[ViT] Vision Transformer 구현 -0 Linear Projection of Flattened Pathes

728x90

Vision Transformer를 모듈별로 구현하며 궁금한 점을 기록했다.

Vision Transformer(ViT)의 데이터(이미지) 처리 프로세스를 ChatGPT에게 물어봤다.
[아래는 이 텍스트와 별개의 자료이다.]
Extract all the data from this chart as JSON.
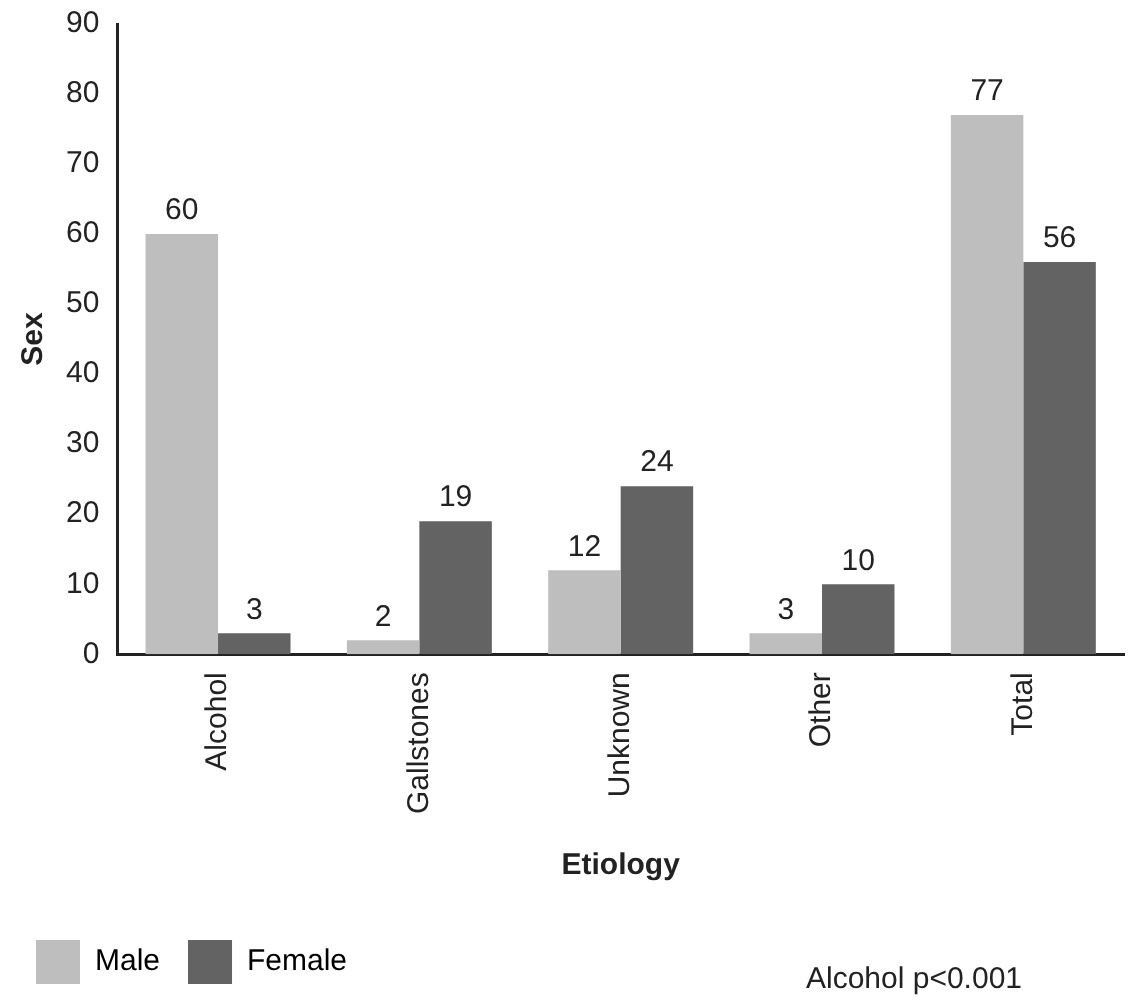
{
  "chart_data": {
    "type": "bar",
    "xlabel": "Etiology",
    "ylabel": "Sex",
    "categories": [
      "Alcohol",
      "Gallstones",
      "Unknown",
      "Other",
      "Total"
    ],
    "series": [
      {
        "name": "Male",
        "color": "#bebebe",
        "values": [
          60,
          2,
          12,
          3,
          77
        ]
      },
      {
        "name": "Female",
        "color": "#636363",
        "values": [
          3,
          19,
          24,
          10,
          56
        ]
      }
    ],
    "ylim": [
      0,
      90
    ],
    "yticks": [
      0,
      10,
      20,
      30,
      40,
      50,
      60,
      70,
      80,
      90
    ],
    "grid": false,
    "legend": "bottom",
    "data_labels": true,
    "annotations": [
      "Alcohol p<0.001"
    ]
  }
}
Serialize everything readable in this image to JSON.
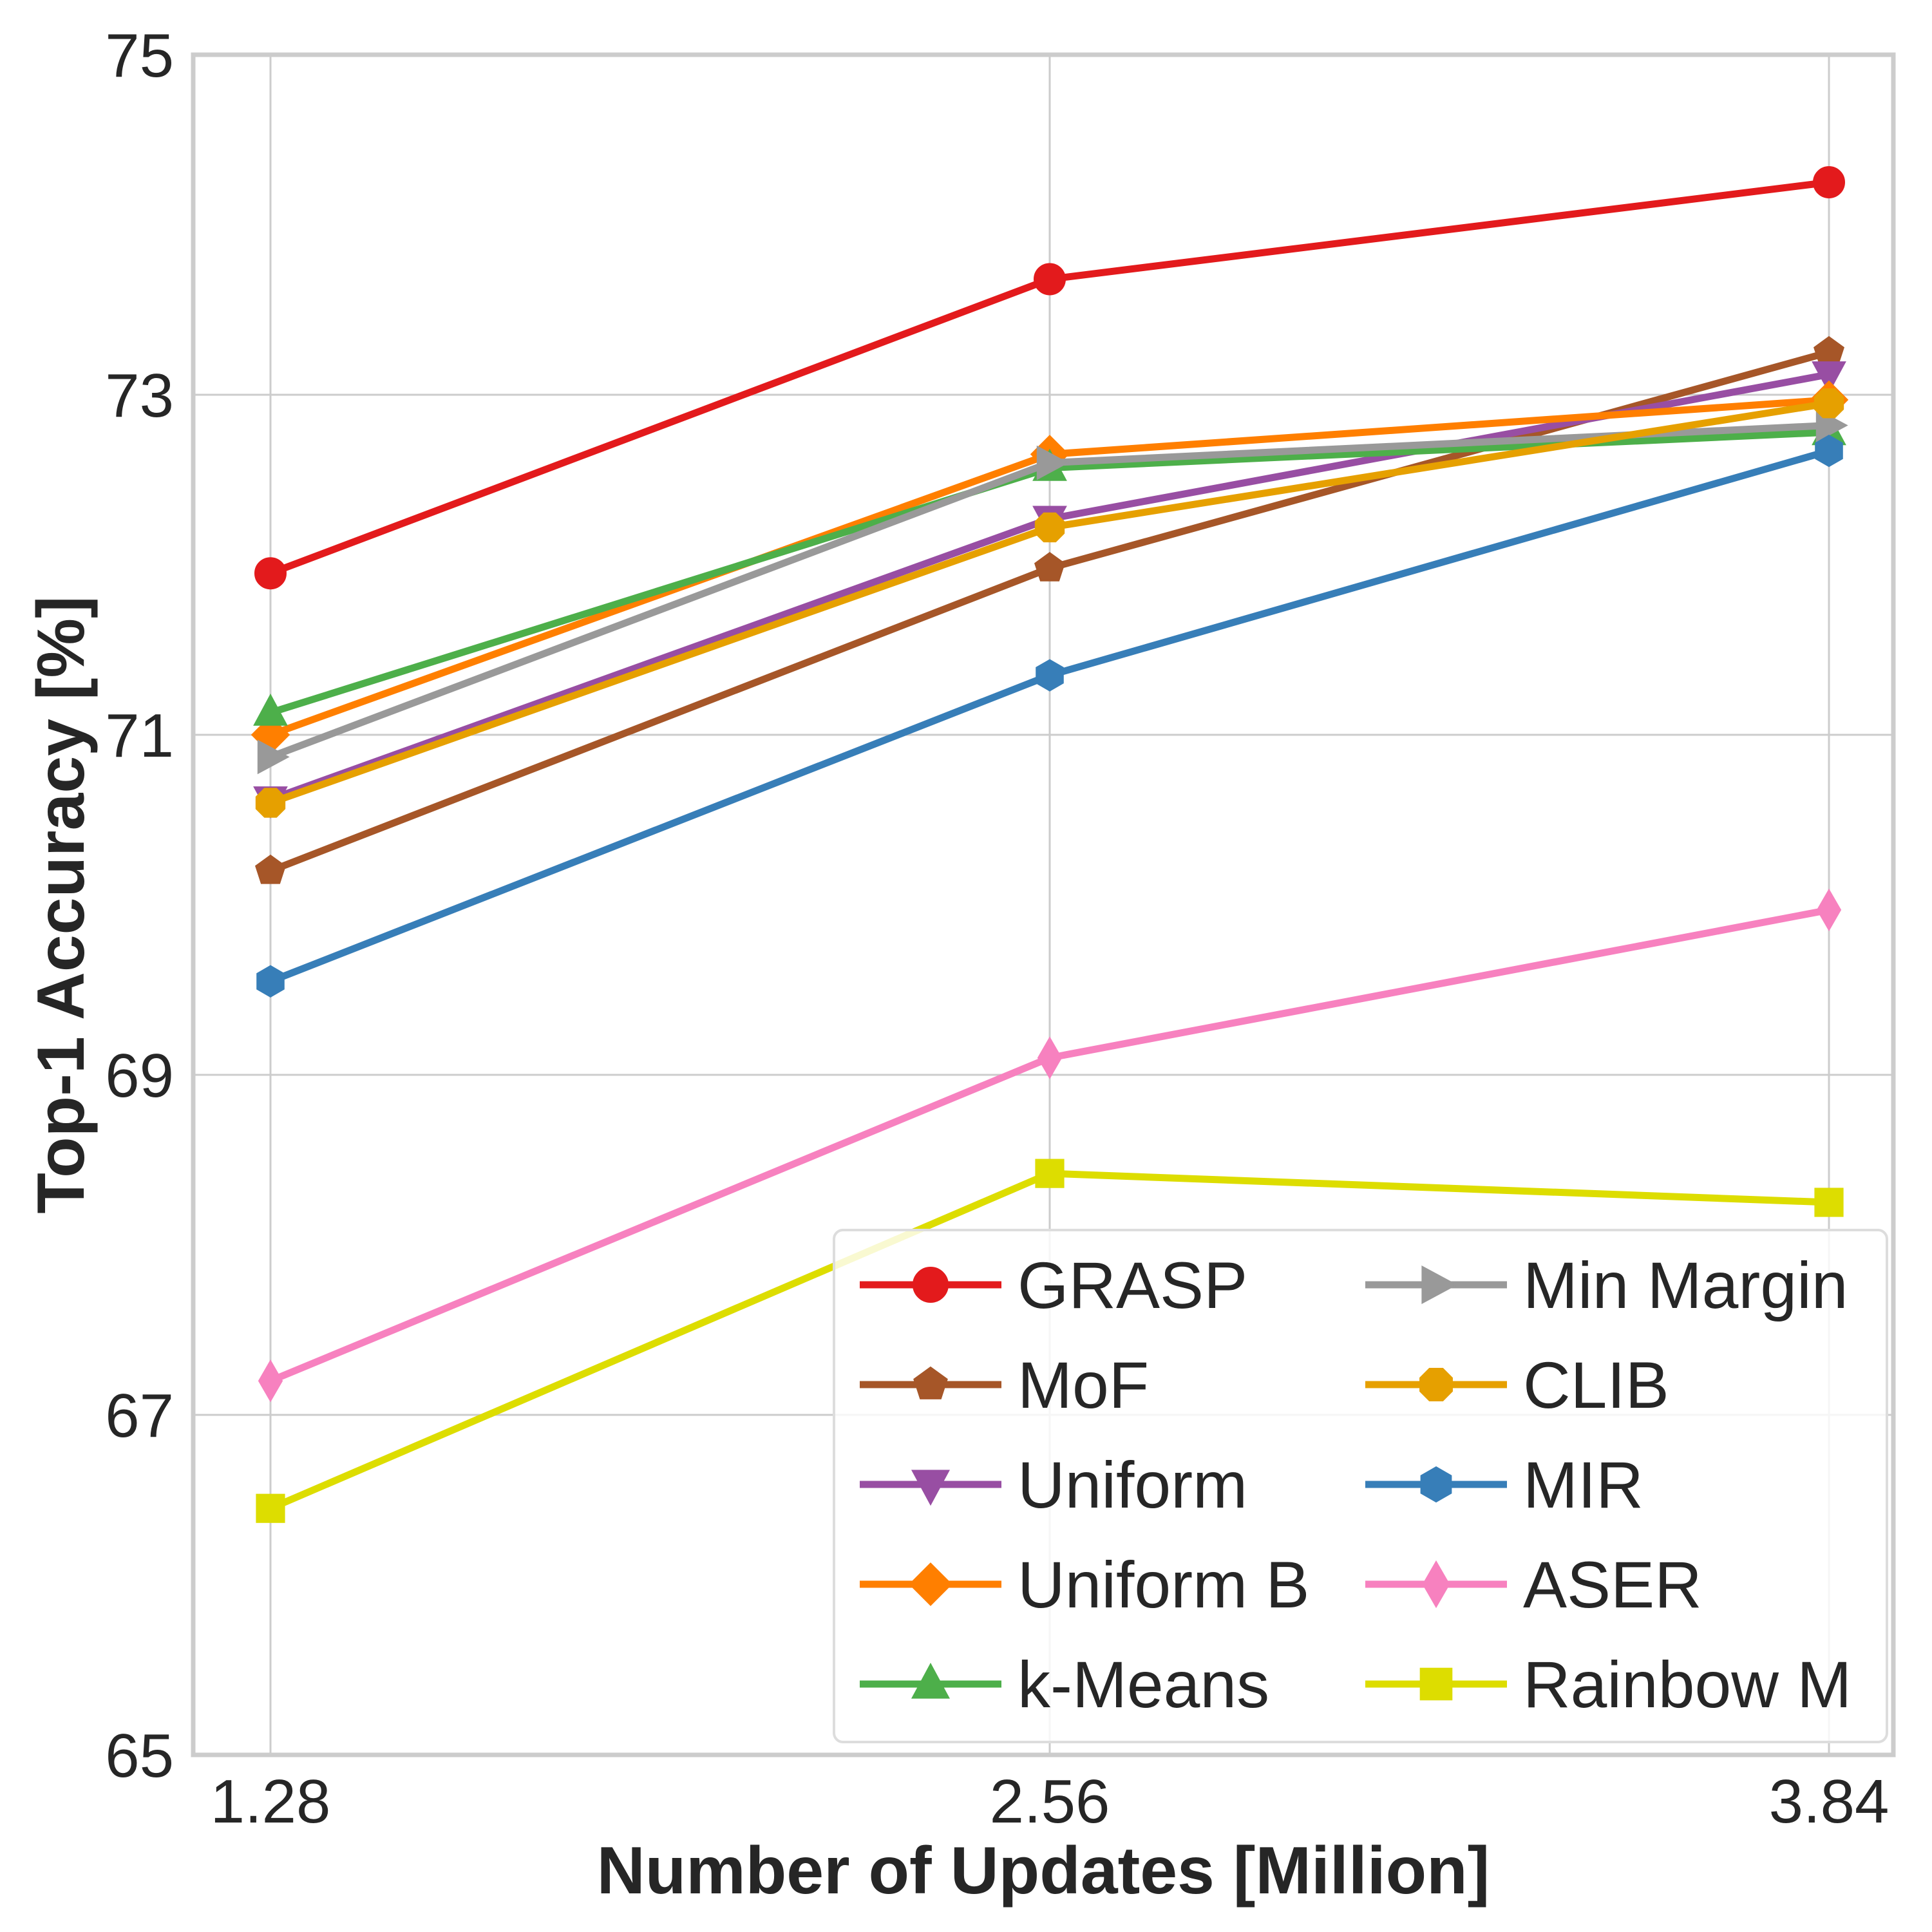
{
  "chart_data": {
    "type": "line",
    "title": "",
    "xlabel": "Number of Updates [Million]",
    "ylabel": "Top-1 Accuracy [%]",
    "x": [
      "1.28",
      "2.56",
      "3.84"
    ],
    "ylim": [
      65,
      75
    ],
    "yticks": [
      "65",
      "67",
      "69",
      "71",
      "73",
      "75"
    ],
    "grid": true,
    "legend": {
      "placement": "lower-right",
      "columns": 2
    },
    "series": [
      {
        "name": "GRASP",
        "color": "#e31a1c",
        "marker": "circle",
        "values": [
          71.95,
          73.68,
          74.25
        ]
      },
      {
        "name": "MoF",
        "color": "#a65628",
        "marker": "pentagon",
        "values": [
          70.2,
          71.98,
          73.25
        ]
      },
      {
        "name": "Uniform",
        "color": "#984ea3",
        "marker": "triangle-down",
        "values": [
          70.62,
          72.27,
          73.12
        ]
      },
      {
        "name": "Uniform B",
        "color": "#ff7f00",
        "marker": "diamond",
        "values": [
          71.0,
          72.65,
          72.97
        ]
      },
      {
        "name": "k-Means",
        "color": "#4daf4a",
        "marker": "triangle-up",
        "values": [
          71.13,
          72.57,
          72.78
        ]
      },
      {
        "name": "Min Margin",
        "color": "#999999",
        "marker": "triangle-right",
        "values": [
          70.87,
          72.6,
          72.82
        ]
      },
      {
        "name": "CLIB",
        "color": "#e6a000",
        "marker": "octagon",
        "values": [
          70.6,
          72.22,
          72.95
        ]
      },
      {
        "name": "MIR",
        "color": "#377eb8",
        "marker": "hexagon",
        "values": [
          69.55,
          71.35,
          72.67
        ]
      },
      {
        "name": "ASER",
        "color": "#f781bf",
        "marker": "thin-diamond",
        "values": [
          67.2,
          69.1,
          69.97
        ]
      },
      {
        "name": "Rainbow M",
        "color": "#dddd00",
        "marker": "square",
        "values": [
          66.45,
          68.42,
          68.25
        ]
      }
    ]
  }
}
입력 이미지에서 패치 추출: 입력 이미지에서 패치를 추출합니다. 일반적으로는 16x16 크기의 패치를 사용합니다. 이는 이미지의 크기에 따라 조정될 수 있습니다.
임베딩: 추출한 각 패치는 먼저 임베딩(embedding)되어 벡터로 변환됩니다. 이를 위해 일반적으로 선형 변환(linear transformation)과 사전 학습된(Pre-trained) 모델을 사용합니다.
위치 임베딩: 임베딩된 패치의 위치 정보를 제공하기 위해 위치 임베딩(Positional embedding)이 추가됩니다. 이는 각 패치의 위치에 대한 고유한 값을 포함하는 벡터입니다.
인코더(Encoder) 블록: 인코더 블록은 여러 개의 셀프 어텐션(self-attention) 및 피드 포워드(feedforward) 레이어를 사용하여 패치를 처리합니다. 이러한 레이어는 입력 패치에 대한 내부 상호 작용과 특성 강화를 통해 패턴을 추출하고, 인코더 출력을 생성합니다.
출력 계층: 인코더의 출력은 분류(classification)를 위한 완전 연결(fully-connected) 또는 소프트맥스(softmax) 레이어로 전달됩니다.

ViT는 기존 기계 번역 모델인 Transformer 아키텍처를 그대로 사용하며, text가 아닌 image에서 embedding vector를 구하기 위해 패치로 나누고 'Linear Projection of Flattened Pathes' 작업을 거친다.

C : 이미지 channel , N : patch 개수, P : patch 크기(가로,세로)

이때, Projection 연산은 이미지를 일정한 크기로 나눈 patch들을 바로 Flatten 할 수도 있지만 Convolution 연산으로 진행한다.

chatGPT를 활용하여 작성한 코드는 다음과 같다.

class ImageEmbedding(nn.Module):

def __init__(self, image_size, patch_size, emb_size):

super().__init__()

self.patch_size = patch_size

# 이미지 데이터를 패치(patch)로 분할

self.projection = nn.Conv2d(in_channels=3, out_channels=emb_size, kernel_size=patch_size, stride=patch_size)

def forward(self, x):

x = self.projection(x)

# 패치의 형태를 변환

# (batch_size, emb_size, num_patches, num_patches)

x = x.flatten(start_dim=2)

x = x.transpose(1, 2)

return x

torchvision.models.VisionTransformer 클래스에서 구현된 코드는 다음과 같다.

else:

self.conv_proj = nn.Conv2d(

in_channels=3, out_channels=hidden_dim, kernel_size=patch_size, stride=patch_size

)

def _process_input(self, x: torch.Tensor) -> torch.Tensor:

n, c, h, w = x.shape

p = self.patch_size

torch._assert(h == self.image_size, f"Wrong image height! Expected {self.image_size} but got {h}!")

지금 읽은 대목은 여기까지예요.